Matthew Aracich, president of the Building and Trades Council of Nassau & Suffolk Counties, spoke in favor of the proposed subdivision. He said the council represents 65,000 members, with many of them living in St. James and Smithtown. Aracich said the proposed development represents hundreds of jobs in the future that will provide not only salaries but pensions and health care.

He added senior housing is important on Long Island as the available units in Suffolk and Nassau counties are insufficient.

“We want to keep people who have lived here their whole life and want to continue to live here to see their grandchildren and their children,” he said. “We have to make sure projects like these are both sustainable and able to be built.” 

Brookhaven Town Supervisor Ed Romaine (R) said there are many people in his town “who are adamantly opposed to this development.”

He said one of the main concerns is that Route 25A and Stony Brook Road cannot handle any more traffic. While he agrees in some ways with Aracich, he said development is not fitting for the particular area.

“Not every square inch of Suffolk County needs to be developed, and this is one area that doesn’t need to be developed to the maximum,” Romaine said.

The Brookhaven supervisor said that he agreed with many Smithtown residents that the proposed development goes against the town’s draft master plan, and he feels the traffic and environmental impact reviews have been insufficient.
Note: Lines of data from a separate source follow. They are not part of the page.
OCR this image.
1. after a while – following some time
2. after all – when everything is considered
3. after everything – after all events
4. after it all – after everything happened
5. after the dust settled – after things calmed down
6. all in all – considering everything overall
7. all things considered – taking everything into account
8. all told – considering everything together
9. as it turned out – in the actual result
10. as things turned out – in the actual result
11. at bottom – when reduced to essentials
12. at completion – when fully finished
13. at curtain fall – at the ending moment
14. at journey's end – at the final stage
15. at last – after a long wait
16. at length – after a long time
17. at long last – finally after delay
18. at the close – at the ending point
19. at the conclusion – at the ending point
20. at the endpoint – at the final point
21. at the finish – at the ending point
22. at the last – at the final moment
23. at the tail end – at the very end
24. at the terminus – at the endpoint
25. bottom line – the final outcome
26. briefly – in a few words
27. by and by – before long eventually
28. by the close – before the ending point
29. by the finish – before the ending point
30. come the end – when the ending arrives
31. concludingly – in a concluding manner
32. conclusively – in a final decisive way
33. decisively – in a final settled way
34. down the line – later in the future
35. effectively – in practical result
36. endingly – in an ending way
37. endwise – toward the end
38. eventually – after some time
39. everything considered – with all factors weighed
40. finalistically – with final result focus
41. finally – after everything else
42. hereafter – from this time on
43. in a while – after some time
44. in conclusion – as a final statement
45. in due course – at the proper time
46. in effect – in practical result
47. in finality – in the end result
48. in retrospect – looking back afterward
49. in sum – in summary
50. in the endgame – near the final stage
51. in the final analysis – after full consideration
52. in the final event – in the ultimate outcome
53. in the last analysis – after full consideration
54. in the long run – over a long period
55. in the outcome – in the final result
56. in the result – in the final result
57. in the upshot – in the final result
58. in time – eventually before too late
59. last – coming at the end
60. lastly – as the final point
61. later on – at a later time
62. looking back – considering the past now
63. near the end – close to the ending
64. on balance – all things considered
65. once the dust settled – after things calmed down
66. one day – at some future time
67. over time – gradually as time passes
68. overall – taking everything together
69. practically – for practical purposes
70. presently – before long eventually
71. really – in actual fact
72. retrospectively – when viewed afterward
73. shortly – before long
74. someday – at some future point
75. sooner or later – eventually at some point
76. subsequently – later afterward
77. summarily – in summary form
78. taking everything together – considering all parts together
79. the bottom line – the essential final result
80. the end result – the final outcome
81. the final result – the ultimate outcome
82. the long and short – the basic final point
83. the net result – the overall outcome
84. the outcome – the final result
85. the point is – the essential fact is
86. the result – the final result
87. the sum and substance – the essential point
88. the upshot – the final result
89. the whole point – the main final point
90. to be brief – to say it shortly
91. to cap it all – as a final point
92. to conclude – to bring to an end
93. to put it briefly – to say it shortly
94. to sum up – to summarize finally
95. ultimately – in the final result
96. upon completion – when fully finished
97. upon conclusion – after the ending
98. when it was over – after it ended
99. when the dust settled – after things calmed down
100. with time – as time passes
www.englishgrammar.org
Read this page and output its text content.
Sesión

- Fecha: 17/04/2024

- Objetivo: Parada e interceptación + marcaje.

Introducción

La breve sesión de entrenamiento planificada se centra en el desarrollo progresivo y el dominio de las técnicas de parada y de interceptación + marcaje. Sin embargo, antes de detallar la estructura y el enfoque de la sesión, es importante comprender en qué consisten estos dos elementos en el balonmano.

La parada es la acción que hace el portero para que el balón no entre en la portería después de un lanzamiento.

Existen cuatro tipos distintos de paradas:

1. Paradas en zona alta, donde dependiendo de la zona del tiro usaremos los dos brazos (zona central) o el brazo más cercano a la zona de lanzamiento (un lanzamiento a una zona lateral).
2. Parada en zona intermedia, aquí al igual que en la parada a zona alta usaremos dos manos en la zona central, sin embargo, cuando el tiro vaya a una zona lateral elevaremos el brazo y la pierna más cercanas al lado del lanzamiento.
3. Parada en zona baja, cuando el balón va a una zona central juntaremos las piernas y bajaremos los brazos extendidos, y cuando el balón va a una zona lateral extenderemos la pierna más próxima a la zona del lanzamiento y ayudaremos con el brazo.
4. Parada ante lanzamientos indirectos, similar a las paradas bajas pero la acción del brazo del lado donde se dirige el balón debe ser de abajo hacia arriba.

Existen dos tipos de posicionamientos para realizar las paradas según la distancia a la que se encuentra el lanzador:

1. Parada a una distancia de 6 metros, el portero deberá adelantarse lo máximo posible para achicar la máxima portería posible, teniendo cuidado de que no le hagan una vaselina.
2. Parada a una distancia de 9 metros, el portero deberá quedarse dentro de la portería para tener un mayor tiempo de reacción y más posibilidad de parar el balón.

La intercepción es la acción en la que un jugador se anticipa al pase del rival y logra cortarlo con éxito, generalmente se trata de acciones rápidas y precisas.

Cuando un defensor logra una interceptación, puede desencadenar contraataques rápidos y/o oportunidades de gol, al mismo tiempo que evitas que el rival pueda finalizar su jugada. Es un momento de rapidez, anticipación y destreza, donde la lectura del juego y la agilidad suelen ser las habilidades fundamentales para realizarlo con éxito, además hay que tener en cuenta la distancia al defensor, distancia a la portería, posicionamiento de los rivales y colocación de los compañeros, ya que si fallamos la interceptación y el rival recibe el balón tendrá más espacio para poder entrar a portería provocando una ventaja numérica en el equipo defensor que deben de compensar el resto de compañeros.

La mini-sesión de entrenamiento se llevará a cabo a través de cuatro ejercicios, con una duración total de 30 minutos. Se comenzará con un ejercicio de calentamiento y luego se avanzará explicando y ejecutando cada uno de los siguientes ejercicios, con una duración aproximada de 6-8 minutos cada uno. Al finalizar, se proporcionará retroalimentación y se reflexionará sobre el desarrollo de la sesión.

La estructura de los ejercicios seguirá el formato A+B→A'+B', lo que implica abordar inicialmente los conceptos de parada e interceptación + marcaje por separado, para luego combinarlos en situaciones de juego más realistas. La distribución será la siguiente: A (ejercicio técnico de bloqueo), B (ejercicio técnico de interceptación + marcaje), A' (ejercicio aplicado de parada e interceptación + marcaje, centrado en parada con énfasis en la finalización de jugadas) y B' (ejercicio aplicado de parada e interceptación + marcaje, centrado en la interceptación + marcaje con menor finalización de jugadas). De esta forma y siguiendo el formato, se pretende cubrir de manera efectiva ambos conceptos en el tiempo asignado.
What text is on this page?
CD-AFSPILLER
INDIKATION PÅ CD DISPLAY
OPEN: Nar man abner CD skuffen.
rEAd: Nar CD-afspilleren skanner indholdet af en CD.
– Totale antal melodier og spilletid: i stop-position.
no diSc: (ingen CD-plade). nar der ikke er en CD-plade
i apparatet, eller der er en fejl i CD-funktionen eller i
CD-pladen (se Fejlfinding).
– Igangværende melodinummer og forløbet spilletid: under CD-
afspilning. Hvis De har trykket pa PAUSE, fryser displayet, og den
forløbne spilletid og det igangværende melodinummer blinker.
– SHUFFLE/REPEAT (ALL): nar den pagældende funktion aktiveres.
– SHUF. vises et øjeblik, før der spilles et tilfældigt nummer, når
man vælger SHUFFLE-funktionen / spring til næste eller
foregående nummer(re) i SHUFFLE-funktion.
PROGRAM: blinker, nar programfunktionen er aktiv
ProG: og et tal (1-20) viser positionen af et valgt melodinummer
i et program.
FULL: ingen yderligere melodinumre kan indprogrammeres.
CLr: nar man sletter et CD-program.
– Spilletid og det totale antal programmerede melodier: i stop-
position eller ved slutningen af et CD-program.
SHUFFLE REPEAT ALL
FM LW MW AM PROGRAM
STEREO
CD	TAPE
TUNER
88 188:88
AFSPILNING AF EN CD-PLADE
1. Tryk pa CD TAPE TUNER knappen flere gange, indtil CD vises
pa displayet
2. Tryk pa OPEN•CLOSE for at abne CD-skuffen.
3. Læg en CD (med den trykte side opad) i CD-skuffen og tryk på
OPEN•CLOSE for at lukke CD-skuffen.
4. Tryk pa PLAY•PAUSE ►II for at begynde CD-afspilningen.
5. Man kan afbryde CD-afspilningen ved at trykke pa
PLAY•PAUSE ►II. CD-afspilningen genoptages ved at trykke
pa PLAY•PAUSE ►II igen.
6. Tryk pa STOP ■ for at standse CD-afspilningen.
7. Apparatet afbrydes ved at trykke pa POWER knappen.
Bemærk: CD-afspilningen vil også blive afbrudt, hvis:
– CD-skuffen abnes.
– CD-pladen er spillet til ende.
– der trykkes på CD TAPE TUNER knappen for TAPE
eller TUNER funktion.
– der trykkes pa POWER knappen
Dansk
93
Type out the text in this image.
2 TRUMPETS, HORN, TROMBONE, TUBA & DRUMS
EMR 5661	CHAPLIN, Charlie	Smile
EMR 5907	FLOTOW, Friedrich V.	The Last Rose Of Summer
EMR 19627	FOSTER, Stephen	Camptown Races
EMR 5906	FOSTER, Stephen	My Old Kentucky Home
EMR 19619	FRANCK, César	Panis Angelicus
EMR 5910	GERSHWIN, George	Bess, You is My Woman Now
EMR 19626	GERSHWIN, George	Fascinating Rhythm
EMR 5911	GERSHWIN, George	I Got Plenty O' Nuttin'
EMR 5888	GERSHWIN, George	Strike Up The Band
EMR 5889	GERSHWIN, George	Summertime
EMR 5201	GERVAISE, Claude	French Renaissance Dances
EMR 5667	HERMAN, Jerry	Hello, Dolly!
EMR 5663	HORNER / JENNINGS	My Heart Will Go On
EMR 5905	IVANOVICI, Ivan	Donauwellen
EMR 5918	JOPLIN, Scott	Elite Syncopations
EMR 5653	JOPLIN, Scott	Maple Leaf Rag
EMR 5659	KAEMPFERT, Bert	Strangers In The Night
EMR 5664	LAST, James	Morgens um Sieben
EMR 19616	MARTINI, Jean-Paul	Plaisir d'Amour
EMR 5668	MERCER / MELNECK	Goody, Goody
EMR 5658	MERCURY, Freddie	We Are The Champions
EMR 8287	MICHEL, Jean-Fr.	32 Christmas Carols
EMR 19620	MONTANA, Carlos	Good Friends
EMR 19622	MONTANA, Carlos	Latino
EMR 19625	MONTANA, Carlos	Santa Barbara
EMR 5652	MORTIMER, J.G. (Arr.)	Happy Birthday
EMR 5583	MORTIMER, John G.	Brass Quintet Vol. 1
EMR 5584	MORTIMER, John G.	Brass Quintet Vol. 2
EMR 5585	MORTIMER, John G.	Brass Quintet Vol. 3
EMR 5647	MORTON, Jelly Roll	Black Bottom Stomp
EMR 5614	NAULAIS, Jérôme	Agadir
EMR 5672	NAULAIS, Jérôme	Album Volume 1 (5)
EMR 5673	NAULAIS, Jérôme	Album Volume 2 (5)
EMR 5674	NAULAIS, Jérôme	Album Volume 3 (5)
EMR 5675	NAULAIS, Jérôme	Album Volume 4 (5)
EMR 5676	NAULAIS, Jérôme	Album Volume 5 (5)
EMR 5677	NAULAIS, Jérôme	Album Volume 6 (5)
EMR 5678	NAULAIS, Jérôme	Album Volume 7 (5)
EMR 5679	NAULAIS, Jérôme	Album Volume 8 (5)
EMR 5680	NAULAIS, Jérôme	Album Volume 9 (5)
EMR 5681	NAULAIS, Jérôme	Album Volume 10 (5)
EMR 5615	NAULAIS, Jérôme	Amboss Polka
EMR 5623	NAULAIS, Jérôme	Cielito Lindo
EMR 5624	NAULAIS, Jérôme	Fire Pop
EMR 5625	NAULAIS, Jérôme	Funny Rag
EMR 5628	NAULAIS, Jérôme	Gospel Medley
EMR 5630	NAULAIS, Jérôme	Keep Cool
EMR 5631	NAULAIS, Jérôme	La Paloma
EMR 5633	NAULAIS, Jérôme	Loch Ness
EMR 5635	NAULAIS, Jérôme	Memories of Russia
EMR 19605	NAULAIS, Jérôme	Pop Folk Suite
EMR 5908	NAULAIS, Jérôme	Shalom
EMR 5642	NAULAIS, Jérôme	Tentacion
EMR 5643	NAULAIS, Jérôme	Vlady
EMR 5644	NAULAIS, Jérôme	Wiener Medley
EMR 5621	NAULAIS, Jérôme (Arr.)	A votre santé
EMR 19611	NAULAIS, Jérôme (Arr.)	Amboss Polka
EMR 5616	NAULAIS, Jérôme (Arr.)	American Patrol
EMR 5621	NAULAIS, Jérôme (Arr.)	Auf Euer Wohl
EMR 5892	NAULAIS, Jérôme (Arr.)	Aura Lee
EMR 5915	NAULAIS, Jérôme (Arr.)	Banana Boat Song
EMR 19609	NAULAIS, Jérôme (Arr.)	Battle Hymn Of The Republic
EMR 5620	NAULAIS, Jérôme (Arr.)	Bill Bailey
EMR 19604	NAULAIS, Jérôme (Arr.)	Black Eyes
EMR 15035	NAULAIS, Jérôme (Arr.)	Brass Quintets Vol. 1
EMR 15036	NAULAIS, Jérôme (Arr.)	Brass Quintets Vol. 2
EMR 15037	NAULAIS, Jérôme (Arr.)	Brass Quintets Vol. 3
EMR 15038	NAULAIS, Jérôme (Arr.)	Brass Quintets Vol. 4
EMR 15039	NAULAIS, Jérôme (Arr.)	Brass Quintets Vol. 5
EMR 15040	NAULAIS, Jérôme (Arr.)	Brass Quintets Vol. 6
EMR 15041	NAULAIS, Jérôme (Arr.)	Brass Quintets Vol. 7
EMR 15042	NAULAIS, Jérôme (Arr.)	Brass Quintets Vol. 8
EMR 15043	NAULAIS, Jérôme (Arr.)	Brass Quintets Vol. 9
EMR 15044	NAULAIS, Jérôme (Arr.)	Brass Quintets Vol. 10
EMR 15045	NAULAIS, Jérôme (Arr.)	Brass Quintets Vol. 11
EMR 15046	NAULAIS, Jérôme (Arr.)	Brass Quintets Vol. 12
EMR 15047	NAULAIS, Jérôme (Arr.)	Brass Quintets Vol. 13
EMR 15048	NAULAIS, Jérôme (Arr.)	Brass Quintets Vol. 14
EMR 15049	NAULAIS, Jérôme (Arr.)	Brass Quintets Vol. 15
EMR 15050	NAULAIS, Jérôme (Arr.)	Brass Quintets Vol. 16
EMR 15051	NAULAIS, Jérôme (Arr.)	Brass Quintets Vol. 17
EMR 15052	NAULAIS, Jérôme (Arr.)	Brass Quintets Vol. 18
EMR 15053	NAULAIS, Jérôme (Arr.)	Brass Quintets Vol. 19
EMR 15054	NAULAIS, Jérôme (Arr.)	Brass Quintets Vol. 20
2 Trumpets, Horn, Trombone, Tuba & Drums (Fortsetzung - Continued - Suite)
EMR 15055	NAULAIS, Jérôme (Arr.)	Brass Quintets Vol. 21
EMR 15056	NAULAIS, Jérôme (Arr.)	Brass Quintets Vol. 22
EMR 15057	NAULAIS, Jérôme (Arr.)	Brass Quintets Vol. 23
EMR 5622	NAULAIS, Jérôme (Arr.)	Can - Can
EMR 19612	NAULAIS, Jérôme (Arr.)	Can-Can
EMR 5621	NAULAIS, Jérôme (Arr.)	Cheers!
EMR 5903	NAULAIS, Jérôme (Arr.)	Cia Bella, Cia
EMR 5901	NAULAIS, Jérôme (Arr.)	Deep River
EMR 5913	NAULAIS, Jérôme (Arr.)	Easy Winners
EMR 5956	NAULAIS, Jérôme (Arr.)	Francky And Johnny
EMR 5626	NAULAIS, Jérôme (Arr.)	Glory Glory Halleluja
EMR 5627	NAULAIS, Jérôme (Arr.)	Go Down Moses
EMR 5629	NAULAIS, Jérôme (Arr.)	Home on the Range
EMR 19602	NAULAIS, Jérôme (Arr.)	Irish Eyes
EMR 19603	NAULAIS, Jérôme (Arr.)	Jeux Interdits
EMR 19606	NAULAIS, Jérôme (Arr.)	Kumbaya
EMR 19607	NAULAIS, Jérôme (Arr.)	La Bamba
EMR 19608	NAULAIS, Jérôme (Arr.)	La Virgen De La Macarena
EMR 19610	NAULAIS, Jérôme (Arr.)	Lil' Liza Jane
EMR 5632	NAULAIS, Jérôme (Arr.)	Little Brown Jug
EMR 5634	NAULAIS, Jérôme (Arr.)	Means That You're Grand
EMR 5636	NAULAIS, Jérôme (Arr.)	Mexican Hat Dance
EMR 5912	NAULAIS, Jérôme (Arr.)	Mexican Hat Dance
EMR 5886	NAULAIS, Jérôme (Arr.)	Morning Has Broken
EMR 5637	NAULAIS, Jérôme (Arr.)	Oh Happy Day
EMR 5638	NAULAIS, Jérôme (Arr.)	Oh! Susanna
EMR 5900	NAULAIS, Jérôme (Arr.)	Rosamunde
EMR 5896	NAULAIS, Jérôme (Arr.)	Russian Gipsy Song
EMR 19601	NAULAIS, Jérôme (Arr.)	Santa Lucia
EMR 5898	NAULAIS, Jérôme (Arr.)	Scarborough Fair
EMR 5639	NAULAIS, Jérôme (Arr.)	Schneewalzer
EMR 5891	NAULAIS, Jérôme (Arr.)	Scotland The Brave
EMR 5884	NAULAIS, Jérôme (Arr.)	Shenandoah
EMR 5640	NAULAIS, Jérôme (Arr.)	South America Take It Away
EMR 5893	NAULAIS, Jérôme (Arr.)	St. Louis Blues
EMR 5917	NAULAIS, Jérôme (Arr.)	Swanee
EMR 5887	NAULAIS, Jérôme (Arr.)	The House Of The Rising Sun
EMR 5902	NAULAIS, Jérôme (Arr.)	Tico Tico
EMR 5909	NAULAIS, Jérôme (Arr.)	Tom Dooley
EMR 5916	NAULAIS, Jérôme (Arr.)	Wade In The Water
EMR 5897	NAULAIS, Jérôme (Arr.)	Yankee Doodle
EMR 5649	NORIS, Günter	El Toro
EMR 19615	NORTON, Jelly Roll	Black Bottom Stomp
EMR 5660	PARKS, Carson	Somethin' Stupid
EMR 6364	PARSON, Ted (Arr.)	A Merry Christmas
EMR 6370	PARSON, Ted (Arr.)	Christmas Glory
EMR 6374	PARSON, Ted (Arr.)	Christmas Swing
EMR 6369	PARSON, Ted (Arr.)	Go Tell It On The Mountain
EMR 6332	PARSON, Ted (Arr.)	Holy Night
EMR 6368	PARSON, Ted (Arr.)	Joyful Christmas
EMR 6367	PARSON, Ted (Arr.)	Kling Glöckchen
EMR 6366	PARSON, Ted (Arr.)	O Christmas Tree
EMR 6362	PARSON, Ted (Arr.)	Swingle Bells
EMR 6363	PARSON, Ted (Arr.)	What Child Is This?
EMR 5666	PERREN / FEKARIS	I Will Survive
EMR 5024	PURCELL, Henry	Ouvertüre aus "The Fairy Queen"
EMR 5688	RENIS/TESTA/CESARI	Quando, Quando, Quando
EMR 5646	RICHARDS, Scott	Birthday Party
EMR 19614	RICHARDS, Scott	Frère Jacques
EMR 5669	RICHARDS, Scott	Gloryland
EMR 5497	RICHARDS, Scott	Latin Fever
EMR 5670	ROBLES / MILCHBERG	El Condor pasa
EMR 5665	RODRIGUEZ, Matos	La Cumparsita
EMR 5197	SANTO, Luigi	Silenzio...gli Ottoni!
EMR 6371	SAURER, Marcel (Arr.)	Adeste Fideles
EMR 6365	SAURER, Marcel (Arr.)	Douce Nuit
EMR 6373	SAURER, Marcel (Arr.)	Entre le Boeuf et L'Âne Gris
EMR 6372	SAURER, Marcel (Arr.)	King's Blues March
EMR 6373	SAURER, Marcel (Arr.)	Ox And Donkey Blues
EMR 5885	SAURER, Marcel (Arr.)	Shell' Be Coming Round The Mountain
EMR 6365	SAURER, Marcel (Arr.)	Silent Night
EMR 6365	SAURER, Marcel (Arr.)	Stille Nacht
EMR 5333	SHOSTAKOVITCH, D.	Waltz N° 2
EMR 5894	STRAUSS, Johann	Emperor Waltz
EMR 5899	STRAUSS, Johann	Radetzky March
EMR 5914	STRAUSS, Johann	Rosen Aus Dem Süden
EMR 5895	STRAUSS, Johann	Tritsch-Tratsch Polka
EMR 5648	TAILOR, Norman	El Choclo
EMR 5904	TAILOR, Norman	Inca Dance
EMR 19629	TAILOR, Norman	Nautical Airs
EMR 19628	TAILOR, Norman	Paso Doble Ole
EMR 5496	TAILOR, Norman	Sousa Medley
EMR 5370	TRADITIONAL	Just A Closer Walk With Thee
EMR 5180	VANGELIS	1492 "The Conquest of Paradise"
He added 300 feet from the property is the Stony Brook Historic District and therefore Brookhaven resources will be used by those traveling to and from the development, and Stony Brook Harbor would be in jeopardy due to the sewage treatment plant.

Natalie Weinstein, a St. James business owner since 1985 and resident since 1973, said in earlier years the town’s administration wasn’t open to progress but the new one since 2017 has been. Weinstein added that no matter how residents feel about the plan, they all love St. James.

“I think that we all are looking at it from a different vantage point,” she said. “I, as a business owner and someone who has been actively involved in creating change in the Lake Avenue historic business district, sees the value of things that occur that are well controlled and well documented.”

Nicole Garguilo, Smithtown public information officer, said in a phone interview, that it’s important to remember the plan is conceptual in order to determine the possible impacts if the property was developed. The preliminary subdivision application approval is just the beginning of the process as no development is approved or pending at this time.

Once a lot is bought, the owners will also be required to go through the land use process, which will include presenting site plans and going through the environmental process.

She added it could be up to six months for Gyrodyne to file its final application with the town.

Updated April 6 to reflect comments from public hearing.